Think of it this way: E=energy so E-motions are energy in motion. They want and need to move! The trick is to uncouple the potentially harmful, destructive, or counterproductive actions and behaviors from the feelings in the body. Anger does not need to yell and throw things. Sadness does not need to completely break down and cry until it hurts.
This means that the work is then in finding ways to tolerate uncomfortable or even painful feelings in the body so that we are not driven to enact less than desirable behaviors in order to move the discomfort or to displace it (meaning take it out on someone else). It can be done! This change can happen and it can allow for more room to be with your own experience in a way that you are actually needing.

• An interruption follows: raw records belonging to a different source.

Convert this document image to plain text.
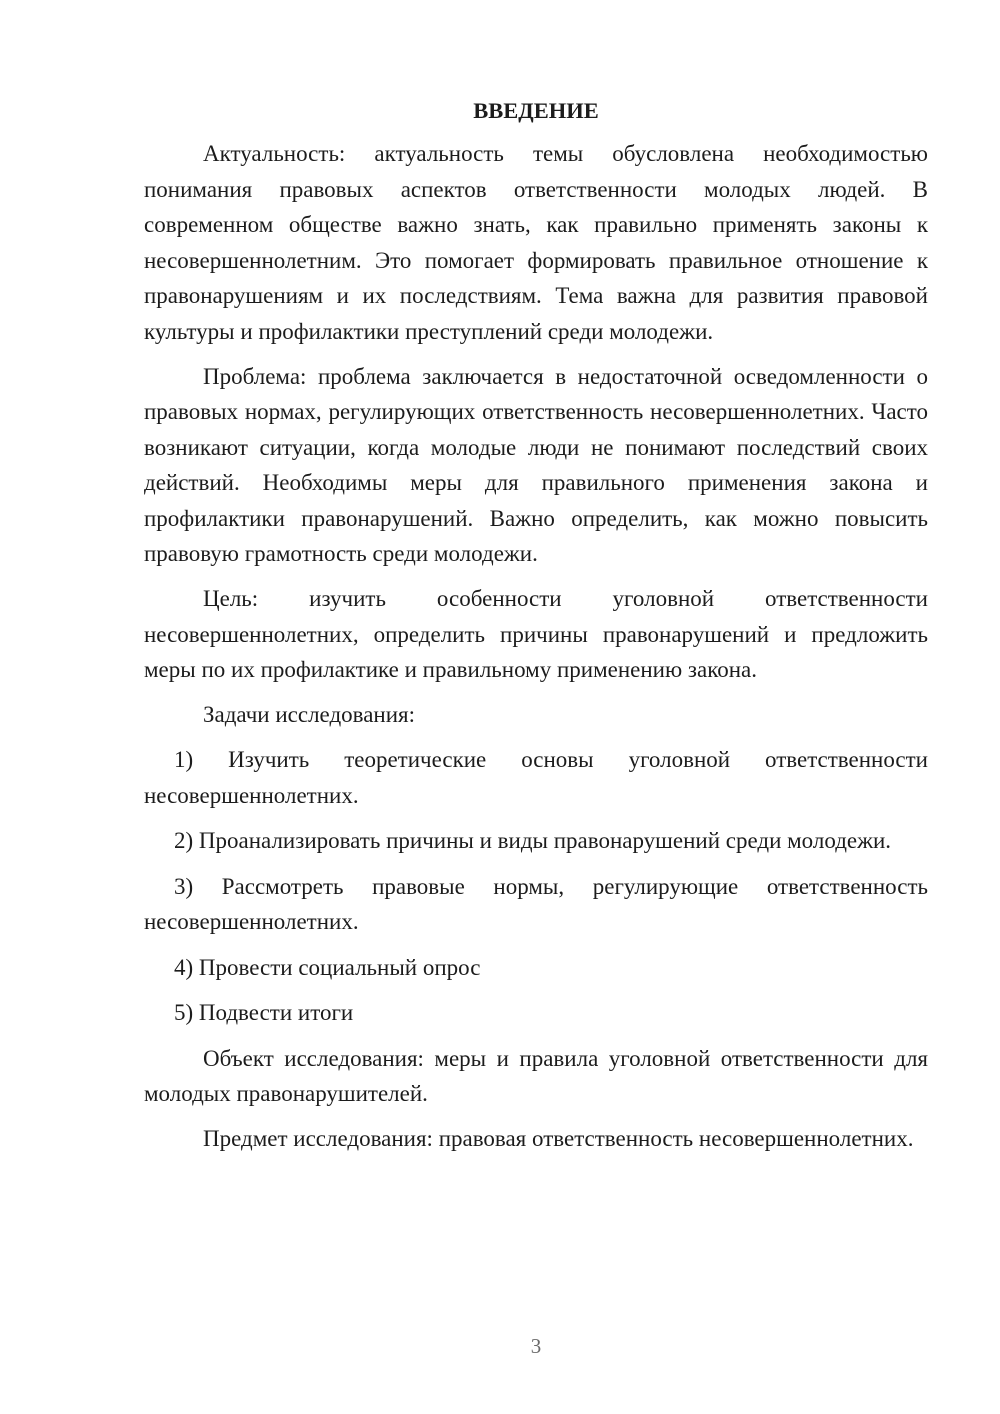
ВВЕДЕНИЕ

Актуальность: актуальность темы обусловлена необходимостью понимания правовых аспектов ответственности молодых людей. В современном обществе важно знать, как правильно применять законы к несовершеннолетним. Это помогает формировать правильное отношение к правонарушениям и их последствиям. Тема важна для развития правовой культуры и профилактики преступлений среди молодежи.

Проблема: проблема заключается в недостаточной осведомленности о правовых нормах, регулирующих ответственность несовершеннолетних. Часто возникают ситуации, когда молодые люди не понимают последствий своих действий. Необходимы меры для правильного применения закона и профилактики правонарушений. Важно определить, как можно повысить правовую грамотность среди молодежи.

Цель: изучить особенности уголовной ответственности несовершеннолетних, определить причины правонарушений и предложить меры по их профилактике и правильному применению закона.

Задачи исследования:

1) Изучить теоретические основы уголовной ответственности несовершеннолетних.

2) Проанализировать причины и виды правонарушений среди молодежи.

3) Рассмотреть правовые нормы, регулирующие ответственность несовершеннолетних.

4) Провести социальный опрос

5) Подвести итоги

Объект исследования: меры и правила уголовной ответственности для молодых правонарушителей.

Предмет исследования: правовая ответственность несовершеннолетних.

3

6 Reasons Why Differentiating Feelings and Emotions Can be Helpful
- You may have a feeling come up and struggle to name what the emotion is. This is a moment when sticking with sensation words could help to define what’s happening for you and eventually lead to defining the emotion.
- It can be helpful, at times, to stick just with emotion words for clarity of communication as we all have a context for what it means to be sad, for example. In contrast we may have different ideas about feeling tingly in our chest.
- Naming an emotion you are experiencing takes vulnerability which can support interpersonal connection and build empathy and understanding in relationship.
- Identifying and staying with the sensations before labeling them with an emotion can leave room for the experience. This way, we get a chance to feel what we feel without judgement or ideas about certain emotions that can inhibit the process and can even serve to shut it down.
- Naming the emotion can create a container around intense feelings that may feel overwhelming. Defining your experience in this way can help to get space from the felt sensations but still support processing and self understanding.
- Focusing on feelings and sensations without categorizing them into an emotion can present opportunities to express yourself with more flexibility and nuance rather than act out old patterns connected to specific emotions.
In the end, both feelings and emotions are so integral to self understanding, clear and effective communication, and building compassion and empathy for self and others. It can feel like scary work to be in touch with this part of yourself, but it is so worth it. Understanding your own feelings, sensations, and emotional landscape can change many aspects of your life.